Inam, H; Sokirniy, I; Reynolds, J
Product Used
Variant Libraries
Abstract
In various different cancer types, target driven resistance to anticancer therapeutics represents a major hurdle in the road to successful cancer remission. Understanding and quantifying drug resistance has been the primary focus of cancer research. However, research efforts are limited by the fact that resistance can conventionally only be studied on a case-by-case basis. Retrospectively studying the drug resistance mutations that drive patient relapse is a way of understanding drug resistance, but has limited applicability in predicting which mutants will be the most clinically relevant. To make matters worse, the treatment landscape of cancer is constantly changing, with new drugs, new targets, and new drug-target combinations being tested in in vitro experiments and in clinical trials. Changing the drug-target combinations alters the repertoire of mutants that may cause treatment relapse. In the constantly shifting treatment landscape of cancer, all possible variants are variants of unknown drug resistance. Thus, there is a pressing need for methods than can systematically quantify drug resistance at-scale, instead of on a case-by-case basis. This dissertation describes a method that can systematically and accurately quantify drug resistance for thousands of mutants in a single experiment.
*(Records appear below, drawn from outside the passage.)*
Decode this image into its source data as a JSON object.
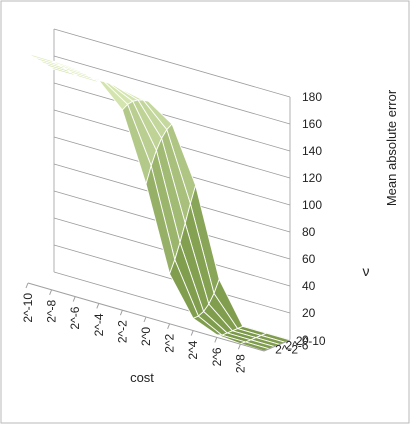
{
  "chart_data": {
    "type": "surface",
    "title": "",
    "xlabel": "cost",
    "ylabel": "ν",
    "zlabel": "Mean absolute error",
    "x_ticks": [
      "2^-10",
      "2^-8",
      "2^-6",
      "2^-4",
      "2^-2",
      "2^0",
      "2^2",
      "2^4",
      "2^6",
      "2^8"
    ],
    "y_ticks": [
      "2^-10",
      "2^-6",
      "2^-2"
    ],
    "z_ticks": [
      0,
      20,
      40,
      60,
      80,
      100,
      120,
      140,
      160,
      180
    ],
    "zlim": [
      0,
      180
    ],
    "grid": true,
    "colors": {
      "surface_low": "#6f8f3a",
      "surface_high": "#e6f4c4",
      "mesh": "#ffffff",
      "frame": "#a0a0a0"
    }
  }
}
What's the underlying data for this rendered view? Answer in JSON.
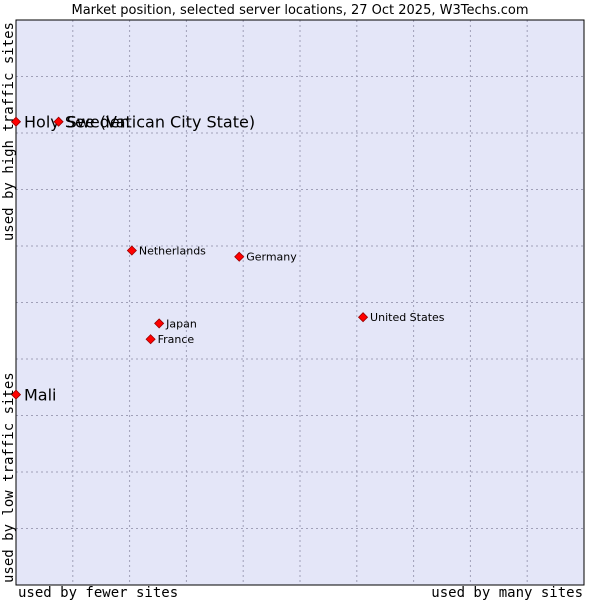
{
  "chart_data": {
    "type": "scatter",
    "title": "Market position, selected server locations, 27 Oct 2025, W3Techs.com",
    "xlabel_left": "used by fewer sites",
    "xlabel_right": "used by many sites",
    "ylabel_top": "used by high traffic sites",
    "ylabel_bottom": "used by low traffic sites",
    "xlim": [
      0,
      100
    ],
    "ylim": [
      0,
      100
    ],
    "grid": true,
    "points": [
      {
        "label": "Holy See (Vatican City State)",
        "x": 0.0,
        "y": 82.0,
        "emphasis": true
      },
      {
        "label": "Sweden",
        "x": 7.5,
        "y": 82.0,
        "emphasis": true
      },
      {
        "label": "Mali",
        "x": 0.0,
        "y": 33.7,
        "emphasis": true
      },
      {
        "label": "Netherlands",
        "x": 20.4,
        "y": 59.2,
        "emphasis": false
      },
      {
        "label": "Germany",
        "x": 39.3,
        "y": 58.1,
        "emphasis": false
      },
      {
        "label": "United States",
        "x": 61.1,
        "y": 47.4,
        "emphasis": false
      },
      {
        "label": "Japan",
        "x": 25.2,
        "y": 46.3,
        "emphasis": false
      },
      {
        "label": "France",
        "x": 23.7,
        "y": 43.5,
        "emphasis": false
      }
    ]
  },
  "colors": {
    "plot_bg": "#e4e6f8",
    "grid": "#a0a0b8",
    "marker": "#ff0000",
    "marker_edge": "#990000",
    "frame": "#000000"
  }
}
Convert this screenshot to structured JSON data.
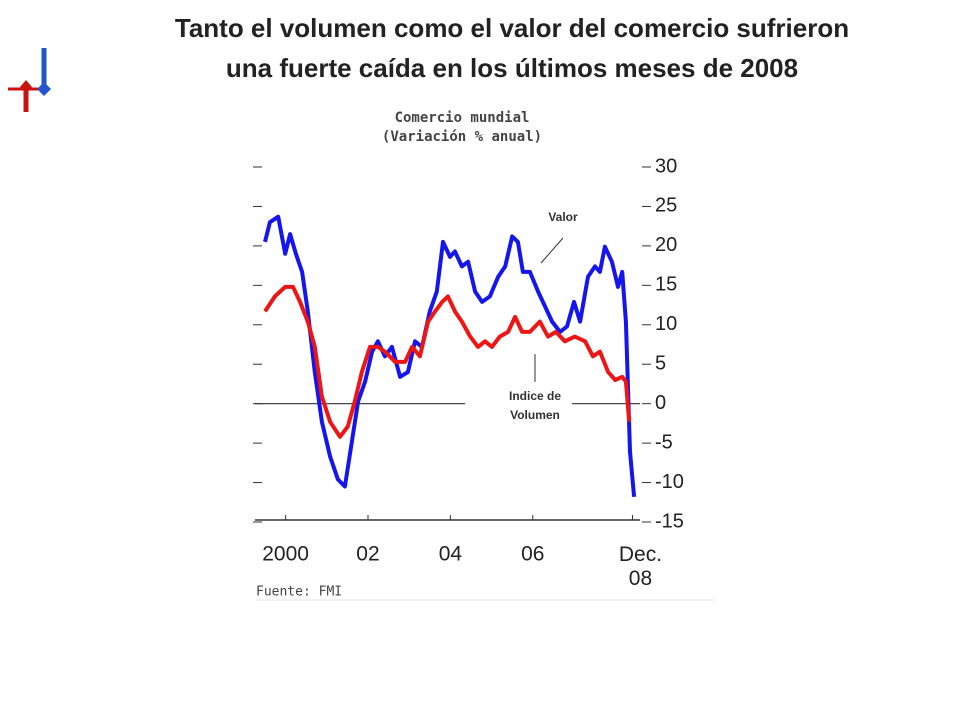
{
  "chart_data": {
    "type": "line",
    "title": [
      "Tanto el volumen como el valor del comercio sufrieron",
      "una fuerte caída en los últimos meses de 2008"
    ],
    "subtitle": [
      "Comercio mundial",
      "(Variación % anual)"
    ],
    "source": "Fuente: FMI",
    "annotations": [
      "Valor",
      "Indice de",
      "Volumen"
    ],
    "xlim": [
      2000,
      2009.2
    ],
    "xticks": [
      {
        "value": 2000.5,
        "label": "2000"
      },
      {
        "value": 2002.5,
        "label": "02"
      },
      {
        "value": 2004.5,
        "label": "04"
      },
      {
        "value": 2006.5,
        "label": "06"
      },
      {
        "value": 2008.92,
        "label": "Dec. 08"
      }
    ],
    "ylim": [
      -15,
      30
    ],
    "yticks": [
      -15,
      -10,
      -5,
      0,
      5,
      10,
      15,
      20,
      25,
      30
    ],
    "series": [
      {
        "name": "Valor",
        "color": "#1515ee",
        "x": [
          2000.0,
          2000.12,
          2000.32,
          2000.49,
          2000.61,
          2000.75,
          2000.9,
          2001.04,
          2001.21,
          2001.38,
          2001.58,
          2001.77,
          2001.94,
          2002.11,
          2002.26,
          2002.43,
          2002.6,
          2002.74,
          2002.91,
          2003.08,
          2003.28,
          2003.47,
          2003.64,
          2003.81,
          2004.0,
          2004.17,
          2004.32,
          2004.49,
          2004.61,
          2004.78,
          2004.93,
          2005.1,
          2005.27,
          2005.46,
          2005.66,
          2005.83,
          2006.0,
          2006.14,
          2006.26,
          2006.43,
          2006.63,
          2006.8,
          2006.97,
          2007.16,
          2007.33,
          2007.5,
          2007.65,
          2007.84,
          2008.01,
          2008.13,
          2008.25,
          2008.42,
          2008.57,
          2008.67,
          2008.76,
          2008.86,
          2008.96
        ],
        "values": [
          20.5,
          23,
          23.7,
          19,
          21.5,
          19,
          16.7,
          11.7,
          4,
          -2.3,
          -6.7,
          -9.6,
          -10.5,
          -4.8,
          0.3,
          2.8,
          6.6,
          7.9,
          6,
          7.2,
          3.4,
          4,
          7.9,
          7.2,
          11.7,
          14.2,
          20.5,
          18.6,
          19.3,
          17.4,
          18,
          14.2,
          12.9,
          13.6,
          16.1,
          17.4,
          21.2,
          20.5,
          16.7,
          16.7,
          14.2,
          12.3,
          10.4,
          9.1,
          9.8,
          12.9,
          10.4,
          16.1,
          17.4,
          16.7,
          19.9,
          18,
          14.8,
          16.7,
          10.4,
          -6.1,
          -11.8
        ]
      },
      {
        "name": "Indice de Volumen",
        "color": "#ee1515",
        "x": [
          2000.0,
          2000.24,
          2000.49,
          2000.68,
          2000.85,
          2001.04,
          2001.21,
          2001.38,
          2001.58,
          2001.82,
          2002.01,
          2002.18,
          2002.35,
          2002.55,
          2002.74,
          2002.91,
          2003.16,
          2003.4,
          2003.57,
          2003.76,
          2003.96,
          2004.13,
          2004.3,
          2004.44,
          2004.61,
          2004.78,
          2004.98,
          2005.17,
          2005.34,
          2005.51,
          2005.7,
          2005.9,
          2006.07,
          2006.24,
          2006.43,
          2006.67,
          2006.87,
          2007.06,
          2007.28,
          2007.52,
          2007.77,
          2007.96,
          2008.13,
          2008.33,
          2008.5,
          2008.67,
          2008.76,
          2008.84
        ],
        "values": [
          11.7,
          13.6,
          14.8,
          14.8,
          12.9,
          10.4,
          7.2,
          0.9,
          -2.3,
          -4.2,
          -2.9,
          0.3,
          4,
          7.2,
          7.2,
          6.6,
          5.3,
          5.3,
          7.2,
          6,
          10.4,
          11.7,
          12.9,
          13.6,
          11.7,
          10.4,
          8.5,
          7.2,
          7.9,
          7.2,
          8.5,
          9.1,
          11,
          9.1,
          9.1,
          10.4,
          8.5,
          9.1,
          7.9,
          8.5,
          7.9,
          6,
          6.6,
          4,
          3,
          3.4,
          2.8,
          -2.3
        ]
      }
    ]
  }
}
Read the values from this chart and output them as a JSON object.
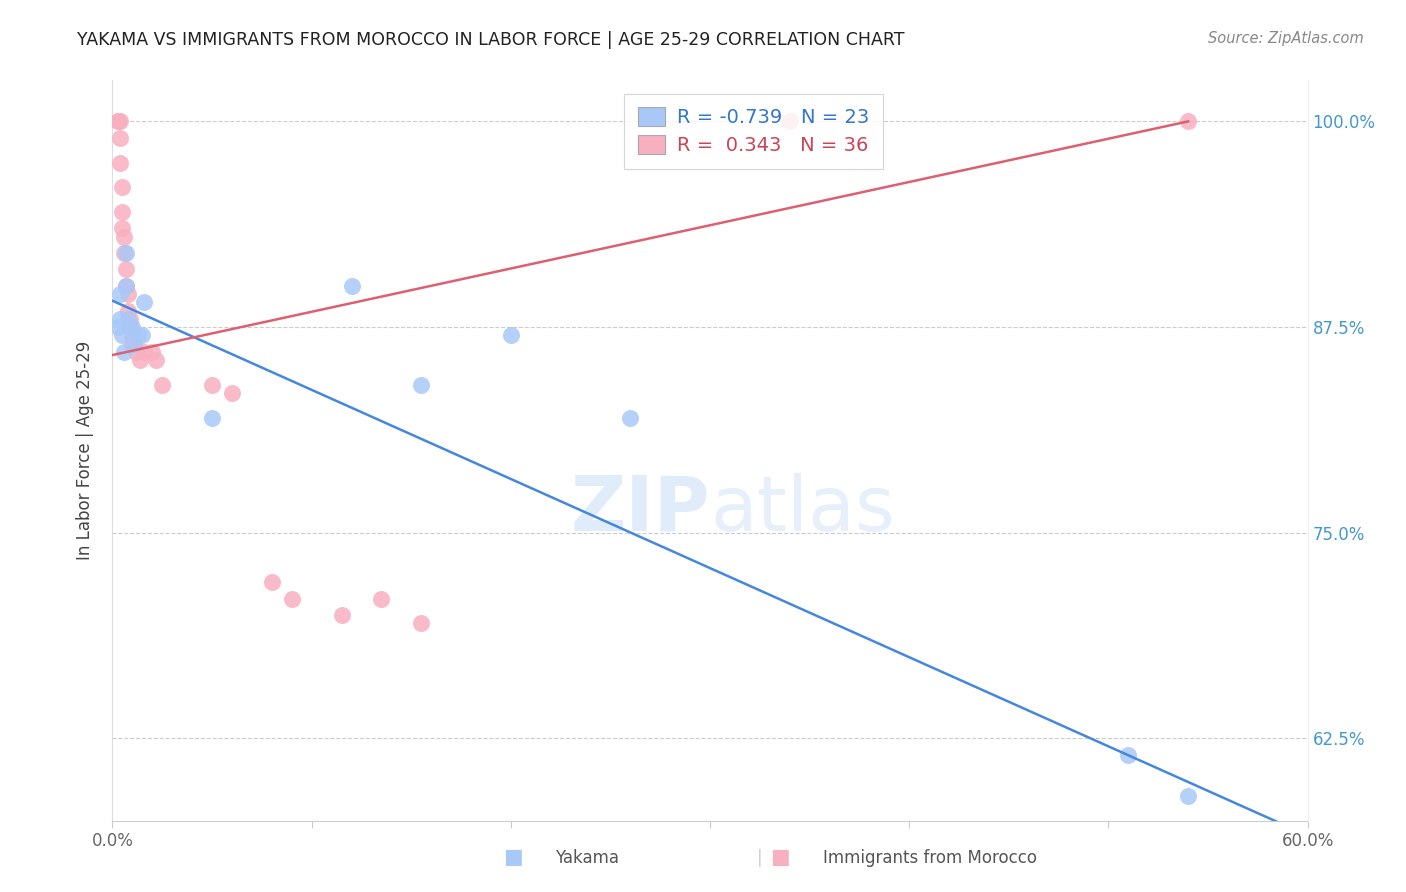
{
  "title": "YAKAMA VS IMMIGRANTS FROM MOROCCO IN LABOR FORCE | AGE 25-29 CORRELATION CHART",
  "source": "Source: ZipAtlas.com",
  "ylabel": "In Labor Force | Age 25-29",
  "xlim": [
    0.0,
    0.6
  ],
  "ylim": [
    0.575,
    1.025
  ],
  "ytick_positions": [
    0.625,
    0.75,
    0.875,
    1.0
  ],
  "ytick_labels": [
    "62.5%",
    "75.0%",
    "87.5%",
    "100.0%"
  ],
  "blue_R": "-0.739",
  "blue_N": "23",
  "pink_R": "0.343",
  "pink_N": "36",
  "blue_color": "#a8c8f8",
  "pink_color": "#f8b0c0",
  "blue_line_color": "#4488dd",
  "pink_line_color": "#dd6070",
  "legend_label_blue": "Yakama",
  "legend_label_pink": "Immigrants from Morocco",
  "watermark_zip": "ZIP",
  "watermark_atlas": "atlas",
  "blue_points_x": [
    0.003,
    0.004,
    0.004,
    0.005,
    0.006,
    0.007,
    0.007,
    0.008,
    0.009,
    0.01,
    0.011,
    0.013,
    0.015,
    0.016,
    0.05,
    0.12,
    0.155,
    0.2,
    0.26,
    0.51,
    0.54
  ],
  "blue_points_y": [
    0.875,
    0.895,
    0.88,
    0.87,
    0.86,
    0.92,
    0.9,
    0.88,
    0.875,
    0.875,
    0.865,
    0.87,
    0.87,
    0.89,
    0.82,
    0.9,
    0.84,
    0.87,
    0.82,
    0.615,
    0.59
  ],
  "pink_points_x": [
    0.003,
    0.003,
    0.004,
    0.004,
    0.004,
    0.005,
    0.005,
    0.005,
    0.006,
    0.006,
    0.007,
    0.007,
    0.008,
    0.008,
    0.009,
    0.009,
    0.01,
    0.01,
    0.011,
    0.012,
    0.014,
    0.016,
    0.02,
    0.022,
    0.025,
    0.05,
    0.06,
    0.08,
    0.09,
    0.115,
    0.135,
    0.155,
    0.34,
    0.54
  ],
  "pink_points_y": [
    1.0,
    1.0,
    1.0,
    0.99,
    0.975,
    0.96,
    0.945,
    0.935,
    0.93,
    0.92,
    0.91,
    0.9,
    0.895,
    0.885,
    0.88,
    0.875,
    0.87,
    0.865,
    0.865,
    0.86,
    0.855,
    0.86,
    0.86,
    0.855,
    0.84,
    0.84,
    0.835,
    0.72,
    0.71,
    0.7,
    0.71,
    0.695,
    1.0,
    1.0
  ],
  "blue_trend_x": [
    0.0,
    0.6
  ],
  "blue_trend_y": [
    0.891,
    0.566
  ],
  "pink_trend_x": [
    0.0,
    0.54
  ],
  "pink_trend_y": [
    0.858,
    1.0
  ]
}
Using this method, 97.6% of all possible variants of unknown drug resistance in a part of the ABL kinase are quantified. This work addresses some of the key technical barriers that limit current genomics techniques that study drug resistance in cancer. In particular, significant advances are made in developing scalable error-corrected sequencing techniques for deep mutational scanning (chapter 2), in comparing and contrasting data from different functional genomics toolkits (chapter 3), and in using genomics to triage therapeutics hypotheses about a rare variant of unknown drug resistance in the Anaplastic Lymphoma Kinase gene (chapter 4). The techniques described here represent important first steps for scalable and prospective characterization of drug resistance to targeted anticancer therapeutics.